La deforestación de su espacio vital les condena, la abuela y el viejo monje lo saben y así se lo hacen saber al resto de mapaches, a quienes entrenan mientras estudian a sus agresores y aguardan la llegada de los maestros de la transformación. El llamado desarrollo humano se produce a costa de su hábitat y, ante tal amenaza, deciden defenderse. Algún Tanuki opta por la vía pacífica, otros por la acción violenta e incluso habrá quien acabará buscando refugio en la religión; pero en los tres casos resulta insuficiente para frenar la realidad que hace peligrar su modo de vida. Hasta entonces, los mapaches habían vivido tranquilos, salvo conflictos y disputas entre ellos, como la espectacular batalla territorial al inicio del film, entre otros conflictos que les acerca a los humanos; pues, en ciertos aspectos, asumen un comportamiento similar, ¿o es a la inversa? Como en la colonización de un territorio, los humanos llegan y llegan sin que los mapaches puedan frenar su avance, de modo que asumen estudiarlos y entrenar plenamente su capacidad de transformación, la que igual les permite pasar por un hombre, una mujer, una figura sagrada o por una piedra, y a Isao Takahata le posibilita acercarse a la mitología que asoma en las imágenes de este entretenido y combativo film de Studio Ghibli, el primero del estudio que empleaba imágenes generadas por ordenador.
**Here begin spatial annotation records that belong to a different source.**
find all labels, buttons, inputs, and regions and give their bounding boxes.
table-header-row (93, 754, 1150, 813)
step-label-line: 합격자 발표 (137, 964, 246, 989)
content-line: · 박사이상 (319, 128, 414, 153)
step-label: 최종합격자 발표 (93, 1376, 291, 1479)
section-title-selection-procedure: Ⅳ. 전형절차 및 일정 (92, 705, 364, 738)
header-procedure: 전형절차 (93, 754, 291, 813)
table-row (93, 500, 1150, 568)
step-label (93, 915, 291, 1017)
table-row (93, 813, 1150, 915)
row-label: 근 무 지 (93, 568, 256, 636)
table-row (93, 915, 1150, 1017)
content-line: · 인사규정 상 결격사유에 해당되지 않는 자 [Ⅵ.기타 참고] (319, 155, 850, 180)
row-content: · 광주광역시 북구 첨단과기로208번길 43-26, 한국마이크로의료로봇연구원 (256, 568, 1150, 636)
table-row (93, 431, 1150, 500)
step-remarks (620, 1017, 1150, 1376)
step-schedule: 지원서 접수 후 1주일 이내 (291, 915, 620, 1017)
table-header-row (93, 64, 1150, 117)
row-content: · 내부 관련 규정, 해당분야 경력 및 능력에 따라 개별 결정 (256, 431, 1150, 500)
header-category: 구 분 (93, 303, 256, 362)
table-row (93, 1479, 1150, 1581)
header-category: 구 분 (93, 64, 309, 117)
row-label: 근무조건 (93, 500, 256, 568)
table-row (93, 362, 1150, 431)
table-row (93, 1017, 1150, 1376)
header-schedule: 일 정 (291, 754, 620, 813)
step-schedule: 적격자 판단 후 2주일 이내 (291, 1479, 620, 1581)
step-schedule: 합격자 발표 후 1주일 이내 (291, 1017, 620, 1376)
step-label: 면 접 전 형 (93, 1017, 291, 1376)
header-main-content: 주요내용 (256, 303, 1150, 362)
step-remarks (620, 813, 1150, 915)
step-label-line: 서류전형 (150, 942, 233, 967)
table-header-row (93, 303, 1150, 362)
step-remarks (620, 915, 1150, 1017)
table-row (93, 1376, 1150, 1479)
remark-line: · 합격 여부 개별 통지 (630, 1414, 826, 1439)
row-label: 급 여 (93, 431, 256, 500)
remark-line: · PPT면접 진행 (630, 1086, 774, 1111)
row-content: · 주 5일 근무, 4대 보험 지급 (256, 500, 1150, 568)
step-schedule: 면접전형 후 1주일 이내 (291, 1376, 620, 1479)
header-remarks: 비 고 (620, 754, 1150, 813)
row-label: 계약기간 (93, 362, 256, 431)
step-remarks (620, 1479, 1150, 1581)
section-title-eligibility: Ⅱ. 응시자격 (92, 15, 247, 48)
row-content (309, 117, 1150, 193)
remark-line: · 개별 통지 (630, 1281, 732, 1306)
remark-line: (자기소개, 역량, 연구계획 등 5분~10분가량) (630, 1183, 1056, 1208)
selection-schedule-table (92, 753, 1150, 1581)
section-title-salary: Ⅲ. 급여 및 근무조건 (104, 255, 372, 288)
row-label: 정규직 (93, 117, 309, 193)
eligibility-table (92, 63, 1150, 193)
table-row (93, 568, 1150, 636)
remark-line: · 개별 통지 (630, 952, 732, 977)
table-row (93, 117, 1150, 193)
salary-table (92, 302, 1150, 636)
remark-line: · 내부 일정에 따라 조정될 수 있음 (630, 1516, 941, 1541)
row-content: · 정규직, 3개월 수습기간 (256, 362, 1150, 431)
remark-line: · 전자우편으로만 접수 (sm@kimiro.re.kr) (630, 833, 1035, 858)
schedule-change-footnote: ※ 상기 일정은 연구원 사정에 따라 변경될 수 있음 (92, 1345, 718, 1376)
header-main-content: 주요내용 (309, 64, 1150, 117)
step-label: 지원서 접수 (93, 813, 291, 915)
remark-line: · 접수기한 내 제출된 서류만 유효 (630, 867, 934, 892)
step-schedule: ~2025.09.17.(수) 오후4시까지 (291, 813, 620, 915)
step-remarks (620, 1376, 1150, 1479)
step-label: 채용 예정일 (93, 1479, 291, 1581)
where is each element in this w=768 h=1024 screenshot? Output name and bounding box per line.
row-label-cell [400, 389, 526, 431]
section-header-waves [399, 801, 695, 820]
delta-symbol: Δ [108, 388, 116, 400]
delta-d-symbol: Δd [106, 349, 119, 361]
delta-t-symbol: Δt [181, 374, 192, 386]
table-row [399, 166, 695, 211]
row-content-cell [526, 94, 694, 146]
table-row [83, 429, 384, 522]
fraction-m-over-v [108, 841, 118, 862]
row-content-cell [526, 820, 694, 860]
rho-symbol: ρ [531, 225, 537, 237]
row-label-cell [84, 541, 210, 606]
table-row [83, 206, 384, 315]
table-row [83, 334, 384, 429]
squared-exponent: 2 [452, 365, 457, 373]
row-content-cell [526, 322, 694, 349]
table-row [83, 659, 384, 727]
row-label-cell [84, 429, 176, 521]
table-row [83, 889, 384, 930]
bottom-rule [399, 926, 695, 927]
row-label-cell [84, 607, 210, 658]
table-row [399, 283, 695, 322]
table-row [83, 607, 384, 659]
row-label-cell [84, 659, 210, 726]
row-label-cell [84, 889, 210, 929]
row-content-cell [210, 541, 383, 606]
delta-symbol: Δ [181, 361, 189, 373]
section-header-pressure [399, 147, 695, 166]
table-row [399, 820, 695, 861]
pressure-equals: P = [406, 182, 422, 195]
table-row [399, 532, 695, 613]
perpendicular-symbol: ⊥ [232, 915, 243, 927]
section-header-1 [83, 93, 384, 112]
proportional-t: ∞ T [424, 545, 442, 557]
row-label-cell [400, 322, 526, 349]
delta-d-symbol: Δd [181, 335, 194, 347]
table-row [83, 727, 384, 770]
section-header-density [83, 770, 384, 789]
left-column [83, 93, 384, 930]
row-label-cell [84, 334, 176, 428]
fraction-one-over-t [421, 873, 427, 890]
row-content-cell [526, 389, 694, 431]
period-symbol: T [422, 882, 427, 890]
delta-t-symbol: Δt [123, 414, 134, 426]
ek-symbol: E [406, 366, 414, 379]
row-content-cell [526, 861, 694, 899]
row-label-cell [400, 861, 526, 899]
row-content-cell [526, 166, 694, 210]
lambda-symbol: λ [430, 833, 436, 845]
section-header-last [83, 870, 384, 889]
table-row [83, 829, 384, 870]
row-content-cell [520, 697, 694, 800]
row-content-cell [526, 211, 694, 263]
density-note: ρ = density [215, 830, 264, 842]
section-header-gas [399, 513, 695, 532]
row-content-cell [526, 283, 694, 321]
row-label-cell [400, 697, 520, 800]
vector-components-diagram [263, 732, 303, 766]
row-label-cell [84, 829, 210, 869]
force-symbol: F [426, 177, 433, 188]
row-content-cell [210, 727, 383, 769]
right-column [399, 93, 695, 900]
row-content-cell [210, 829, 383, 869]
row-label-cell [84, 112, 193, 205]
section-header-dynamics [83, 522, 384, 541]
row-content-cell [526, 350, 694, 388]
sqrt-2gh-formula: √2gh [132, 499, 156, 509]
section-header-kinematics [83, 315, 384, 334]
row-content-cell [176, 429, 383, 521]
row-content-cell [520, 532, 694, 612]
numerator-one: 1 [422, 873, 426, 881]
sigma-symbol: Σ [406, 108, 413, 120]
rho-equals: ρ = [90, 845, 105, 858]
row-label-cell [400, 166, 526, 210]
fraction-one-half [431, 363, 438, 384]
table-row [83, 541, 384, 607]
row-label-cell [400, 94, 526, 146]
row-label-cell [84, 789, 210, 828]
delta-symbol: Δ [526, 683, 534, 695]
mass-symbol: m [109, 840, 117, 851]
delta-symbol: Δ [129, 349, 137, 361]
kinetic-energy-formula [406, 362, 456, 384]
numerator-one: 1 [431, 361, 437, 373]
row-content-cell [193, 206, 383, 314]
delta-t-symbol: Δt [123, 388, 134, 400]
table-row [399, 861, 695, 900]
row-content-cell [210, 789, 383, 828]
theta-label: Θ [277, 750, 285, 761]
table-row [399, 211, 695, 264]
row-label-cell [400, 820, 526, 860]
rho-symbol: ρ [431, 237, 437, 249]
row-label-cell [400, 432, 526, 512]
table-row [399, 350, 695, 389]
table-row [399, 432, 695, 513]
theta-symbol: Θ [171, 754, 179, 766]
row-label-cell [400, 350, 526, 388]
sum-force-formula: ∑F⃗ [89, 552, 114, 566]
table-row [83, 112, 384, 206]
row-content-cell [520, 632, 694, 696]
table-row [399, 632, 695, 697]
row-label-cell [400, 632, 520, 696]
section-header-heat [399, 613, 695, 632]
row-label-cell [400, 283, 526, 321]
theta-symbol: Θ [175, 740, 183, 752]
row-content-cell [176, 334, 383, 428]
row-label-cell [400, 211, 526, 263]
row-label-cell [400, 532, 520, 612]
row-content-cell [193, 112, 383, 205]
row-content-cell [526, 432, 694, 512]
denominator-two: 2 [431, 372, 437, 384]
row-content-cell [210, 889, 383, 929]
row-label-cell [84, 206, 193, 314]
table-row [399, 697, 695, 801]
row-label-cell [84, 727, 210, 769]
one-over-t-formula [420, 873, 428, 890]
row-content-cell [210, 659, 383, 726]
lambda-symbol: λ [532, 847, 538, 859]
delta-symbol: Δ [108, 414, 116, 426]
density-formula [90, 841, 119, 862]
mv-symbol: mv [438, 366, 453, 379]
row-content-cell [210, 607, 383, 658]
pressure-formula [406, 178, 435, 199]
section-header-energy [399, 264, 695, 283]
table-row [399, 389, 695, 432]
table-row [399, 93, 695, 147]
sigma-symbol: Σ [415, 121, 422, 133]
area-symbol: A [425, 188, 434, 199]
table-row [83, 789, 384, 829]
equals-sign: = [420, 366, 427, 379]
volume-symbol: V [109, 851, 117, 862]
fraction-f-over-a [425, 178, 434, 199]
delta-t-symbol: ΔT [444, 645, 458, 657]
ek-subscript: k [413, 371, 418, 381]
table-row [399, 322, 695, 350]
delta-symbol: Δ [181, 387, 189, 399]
Visual, desenfadada y fantasiosa, Pompoko (Hensei Tanuki Gassen Ponpoko, 1994) es una gozada animada en la que Takahata aboga por el equilibrio natural rebosando vitalidad y folclore, que son dos características de sus protagonistas mapaches. Salidos de la mitología popular japonesa, como los zorros Kitsune, los Tanuki ni son humanos ni ecologistas, aunque se verán obligados a pasar por ambos para proteger su hábitat de la deforestación que avanza con el desarrollo de un plan urbanístico nunca visto hasta entonces en Japón. Para hablar de esta megaurbanización, Takahata emplea humor y fantasía, aunque no bromea con los hechos de una realidad que transforma en fabula al conceder el protagonismo exclusivo a los mapaches de Tama, cuyos avatares para salvar su montaña de la destrucción humana es la lucha por su cotidianidad y, avanzado el metraje, por sus vidas.
Al tiempo que divierte, Pompoko toma partido y asume un discurso ecologista a pro del equilibrio entre naturaleza y civilización. Sin embargo, poco a poco, tal equilibrio se antoja imposible, incluso para los alegres protagonistas que asumen su entrenamiento y sus misiones con entusiasmo, aunque a veces sientan decepción con los resultados que obtienen. Su reto que se presenta ante ellos más que difícil, es imposible. Pero la desilusión que esta idea pueda generarles poco les dura, ya que su sustancia está hecha de ilusión y de ganas de disfrutar la vida. Así que no se rinden, ni pierden su fantasía, aunque vayan perdiendo el bosque que habitan y las pequeñas aldeas que merodeaban desaparezcan con la llegada de maquinaria y la erección de los primeros edificios. Su lucha contra el desarrollo es uno de los puntos de interés de Takahata, pero no es ahí donde el cineasta ve la heroicidad que atribuye a sus héroes. La encuentra en su simpatía, en su deseo de libertad, en su amor por la vida y su manera de saborearla: sin prisas, sin ser esclavos del ritmo mercantil que marca el compás de la cotidianidad humana. Al contrario que la humana, la comunidad mapache no ha perdido la ilusión de disfrutar cada jornada, lo cual la humaniza respecto a los hombres y mujeres cuyas vidas atrapadas en el mercantilismo les esclaviza y deshumaniza. Y esa deshumanización preocupa a Takahata, que mira con ternura a sus criaturas, quizá le gustaría ser una de ellas, quizá fuese un Tanuki libre y juguetón que luchaba con sus películas animadas contra la pérdida de humanidad que muestra en sus mapaches, en sus contradicciones y en sus relaciones, más que en su antropomorfismo o en su capacidad para transformarse en personas y actuar como tales, pero deseando ser los espíritus libres y despreocupados que gozan su existencia.